COEUR d’ALENE — The Coeur d'Alene school board on Monday unanimously voted to expand all-day kindergarten opportunities in the Coeur d'Alene School District in the 2019-2020 school year, following a recommendation from the early education committee.

“I would recommend that this is the general direction that we go,” said Coeur d'Alene Superintendent Steve Cook. "The state will eventually catch up, but our parents are telling us that they’re ready now."

Space, cost and implementation were points of discussion during the meeting, during which elementary education director Kate Orozco presented the proposal.

The recommendation was to expand full-day kindergarten to Northwest Expedition Academy free of charge to parents and to expand full-day kindergarten with tuition to Atlas, Dalton, Ramsey and Skyway. Tuition-based programming was implemented at Hayden Meadows and Sorensen last year. Free all-day kindergarten programs have been available at Borah, Bryan, Fernan and Winton elementary schools since 2014-2015.

Orozco presented national data that suggests that full-day kindergarten programming in general is a "very, very good thing for some of our youngest learners."

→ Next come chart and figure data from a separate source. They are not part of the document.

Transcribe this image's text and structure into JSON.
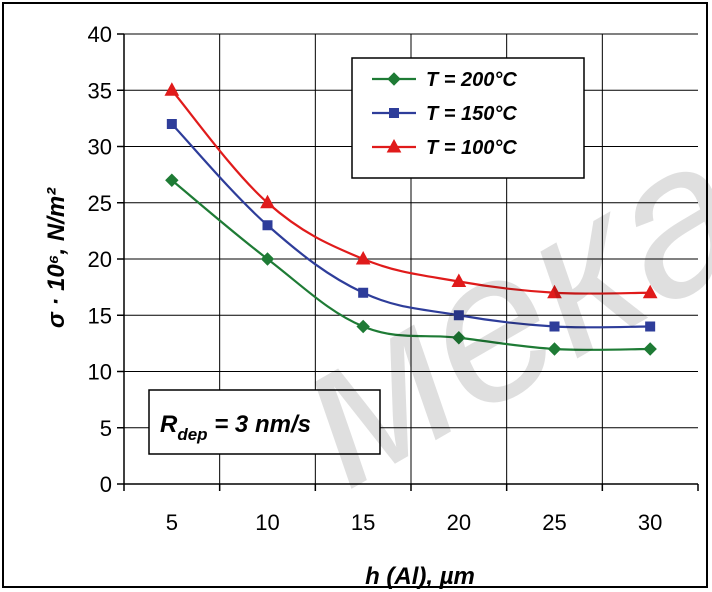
{
  "chart_data": {
    "type": "line",
    "x": [
      5,
      10,
      15,
      20,
      25,
      30
    ],
    "x_ticks": [
      "5",
      "10",
      "15",
      "20",
      "25",
      "30"
    ],
    "y_ticks": [
      "0",
      "5",
      "10",
      "15",
      "20",
      "25",
      "30",
      "35",
      "40"
    ],
    "xlim": [
      2.5,
      32.5
    ],
    "ylim": [
      0,
      40
    ],
    "xlabel": "h (Al), µm",
    "ylabel": "σ · 10⁶, N/m²",
    "grid": true,
    "legend_position": "top-right",
    "smooth": true,
    "series": [
      {
        "name": "T = 200°C",
        "color": "#1e7b35",
        "marker": "diamond",
        "values": [
          27,
          20,
          14,
          13,
          12,
          12
        ]
      },
      {
        "name": "T = 150°C",
        "color": "#2e3d9a",
        "marker": "square",
        "values": [
          32,
          23,
          17,
          15,
          14,
          14
        ]
      },
      {
        "name": "T = 100°C",
        "color": "#e01b1b",
        "marker": "triangle",
        "values": [
          35,
          25,
          20,
          18,
          17,
          17
        ]
      }
    ],
    "annotation": {
      "prefix": "R",
      "subscript": "dep",
      "rest": " = 3 nm/s"
    }
  },
  "watermark": "мека БГ"
}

"We know that in literacy and in math particularly, there is a significant effect size in terms of improvement and learning," she said.

Locally, data from Borah, Bryan, Winton and Fernan yielded overwhelmingly positive results, including assessments that show students’ basic reading skills improving between 8.5 percent and 100 percent.

“This is pretty significant," Orozco said.

The state provides funding only for half-day kindergarten. School district communications director Scott Maben explained that the district covers the cost of full-day at those four schools because of the high percentage of students who qualify for free or reduced-price school meals.

Expanding full-day kindergarten will require $76,755 to cover credit card processing, program deficit, moving one portable classroom, furniture needs and additional clerical hours. Portables will be used to hold class for older students, so the schools will need to do some classroom shuffling. Some will mobilize computer labs and convert those spaces into classrooms.

“We’ve run this every way we can think of and we seem to think that this could be done,” Cook said. "We don’t have the luxury of telling parents, ‘Wait to put your kid in kindergarten until we have some more space.’ Our parents are telling us they’re ready."

Vice Chair Lisa May said she’s concerned about not being able to offer full-day kindergarten in all the schools and that it will be "a hard pill to swallow" for parents who want to put their children in the all-day classes. Chair Casey Morrisroe said he hopes that it can be offered for free at all the schools in the near future.

"I understand people may be upset if they don’t get into it, but we could also have nothing and have all half-day," he said. "I think it’s a step in the right direction."